# Wading?????



## Rodsdiesel62 (Dec 2, 2011)

Did the wade fishing forum get mixed with the surf fishing boards? Just wondering? I was going through the index and thought maybe the mod didn't pick up on that????


----------



## WadinCajun (Oct 20, 2011)

Rodsdiesel62 said:


> Did the wade fishing forum get mixed with the surf fishing boards? Just wondering? I was going through the index and thought maybe the mod didn't pick up on that????


Yeah I don't think Mods have done anything about it. "Scuba Chris" has kind of taken over and I bet those who are interested in wade fishing no longer come here for conversation due to the amount of wayward threads and off topic posting.

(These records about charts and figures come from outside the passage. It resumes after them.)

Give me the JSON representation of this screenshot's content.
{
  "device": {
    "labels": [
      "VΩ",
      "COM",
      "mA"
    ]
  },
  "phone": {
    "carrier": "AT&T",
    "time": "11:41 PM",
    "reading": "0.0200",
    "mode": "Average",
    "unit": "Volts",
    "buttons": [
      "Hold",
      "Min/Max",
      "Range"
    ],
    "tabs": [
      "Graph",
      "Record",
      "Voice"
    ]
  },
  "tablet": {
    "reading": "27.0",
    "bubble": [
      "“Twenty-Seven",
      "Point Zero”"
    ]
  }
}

I get that "Scuba Chris" wants to build his brand but he's effectively spammed the wade fishing section into oblivion


----------



## Jkmoore03 (Jun 19, 2015)

WadinCajun said:


> Rodsdiesel62 said:
> 
> 
> > Did the wade fishing forum get mixed with the surf fishing boards? Just wondering? I was going through the index and thought maybe the mod didn't pick up on that????
> ...


Agreed!


----------



## Rockfish2 (Sep 1, 2017)

Looks like Scuba Chris has been banned. It may now be safe to go back in the water...


----------



## Johnny9 (Sep 7, 2005)

ADIOS SCUBA CHRIS better stick to diving Dude


----------